Я тебя не знал, не знаю,

не узнаю, не пойму.

Как мальчишка из трамвая

прыгаю в ночную тьму,

в гибель, в снега кутерьму.

 

Этот дом и город этот.

Этот снег и арка та.

И опять под кругом света

у окна сидит Джульетта:

начинай, мол, петь куплеты,

мальчик, с чистого листа…

 

 

* * *

 

Я обнимаю тьму

аллей ночного сада.

Сиянью твоему

положена преграда.

Пока ты здесь жила,

друг другу докучали

мед твоего тепла

и лед моей печали.

Ушла. Переживу,

перестою в прихожей,

перетопчу листву,

тряся небритой рожей.

Сходить бы по уму

давно в больницу надо.

Стою и глажу тьму

аллей ночного сада.

 

История

 

И мы похоронили нашу осень,

не очень-то заботясь о приличьях –

так, забросали ветками и снегом.

И сад, что был так сладко медоносен,

уснул, старик, в плевках и криках птичьих,

накрывшись пустотой, как оберегом.

 

Забыты грусть и радость – так, поверьте,

гораздо легче. День безукоризнен

и беспощадно чист под снегопадом.

И девочка, что думает о смерти,

в окошко глядя, – воплощенье жизни,

спокойной, безнадежной, как и надо.

 

Все кончено. И больше не случится –

вино, багрец и золото, невинность,

любовь, как ослепительная вспышка.

Она ждала, ломая в пальцах чипсы

и понимая счастья половинность,

разочарованная, но не слишком.

 

Плыл снег. Плыл мост. И яблоки горели

в хрустальной вазе, плавя подоконник.

Она молчала, втоптана в молчанье.

День угасал. И вывески пестрели.

И лишь она бледнела, как покойник,

разрезав руки о стекло случайно.

 

* * *

 

…когда я понял, что люблю тебя, милая,

когда я понял, что люблю тебя больше жизни,

больше всего на свете, что можно любить –

детей, богов, золота и акаций –

мне приснились не райские кущи с яблоками из меда,

не осенние поля с запахом увяданья,

мне приснились счастливые глаза Минотавра,

преданного Ариадной, преданного богами,

преданного всеми, преданного судьбой,

счастливые глаза Минотавра,

ждущего удара Минотавра,

счастливые глаза Минотавра,

смертельные глаза Минотавра.

 

* * *

 

…синее неба, золотистей ржи

нет ничего. Шмель в волнах иван-чая

так бархатист – хоть языком лижи.

Тебе б его шмелиные печали!

 

…ты у реки. Навстречу легион

гусей – бредет гогочущее войско.

И хоть ты будешь с плачем побежден,

бой принимаешь в панике геройской.

 

…и это лишь начало дня. Взгляни –

ты в кузове уснул, на сене млея,

среди колхозниц, визга, толкотни:

Гадюка в сене! Прыгай же смелее!

 

…пахучий проблеск редкого дождя;

плеснул и стих. Клубника на клеенке,

и запах от пшеничного ломтя,

горячий запах, сладостный и тонкий.

 

…«тот умер, эта умерла». Чудак.

Однажды с нами бывшее не минет.

И этот день не кончится никак:

беги скорей к столу, твой ужин стынет…

 

Звонарь

 

В звучном небе, на закате, сам – заплата на заплате,

С плачем долгих пьяных братий: – Эх, давай, Колюха, жарь!

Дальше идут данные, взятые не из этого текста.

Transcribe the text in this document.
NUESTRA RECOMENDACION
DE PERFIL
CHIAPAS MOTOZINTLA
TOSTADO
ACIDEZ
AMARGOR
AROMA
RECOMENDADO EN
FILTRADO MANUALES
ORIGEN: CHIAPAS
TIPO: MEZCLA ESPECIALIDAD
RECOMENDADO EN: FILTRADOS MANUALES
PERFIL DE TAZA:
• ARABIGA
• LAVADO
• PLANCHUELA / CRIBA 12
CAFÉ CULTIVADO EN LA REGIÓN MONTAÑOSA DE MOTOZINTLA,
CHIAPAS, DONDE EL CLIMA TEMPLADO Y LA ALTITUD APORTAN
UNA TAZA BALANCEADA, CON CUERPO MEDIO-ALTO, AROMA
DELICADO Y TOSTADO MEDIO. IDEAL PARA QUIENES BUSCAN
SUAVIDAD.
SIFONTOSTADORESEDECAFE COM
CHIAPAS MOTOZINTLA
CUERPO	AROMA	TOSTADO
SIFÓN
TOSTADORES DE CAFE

Над конюшней, над загоном, над колхозом-чемпионом

Колокольным ржавым звоном забавляется звонарь.

 

А народ смешлив до колик: – Это ж Колька-алкоголик,

Бывший сторож и историк. Слазь, зараза, не греши!

Подучили, спирта влили, как солому подпалили:

Все, ребята, или-или: или бей, или пляши!

 

Ничего ему не мило. Мать, зачем его кормила?

Молоко твое уныло, растравил печенку страх.

Непослушными руками разрывает ветхий камень –

и швыряет колокольню, как соломинку в волнах.

 

Что, пьянчужка, раскричался? Что мутишь, уродец, воду?

Баламутишь домочадцев? Насылаешь непогоду?

Вольно дышишь, волны плещешь в неба глохнущую гарь?

Не губи, бесстыжий ирод! Да уймись же ты, звонарь!

 

Поздно, мать. Трудна работа. Волны бьют в борта без счета,

горло каменного флота запружило, замело.

Парус-колокол взовьется, ветра мокрого напьется –

И по вашим постным ликам двинет в небо тяжело!

 

Прибежавший председатель кроет в бога-душу-матерь:

Упаси меня создатель от тяжелого греха!

Запихал завхоза в «Волгу» – покатил искать двустволку

на заброшенной кордоне у баптиста-лесника.

 

А народ смеется пуще: – Жарь, Колюха, жарь погуще!

Может, стерпит божья куща – что бояться почем зря?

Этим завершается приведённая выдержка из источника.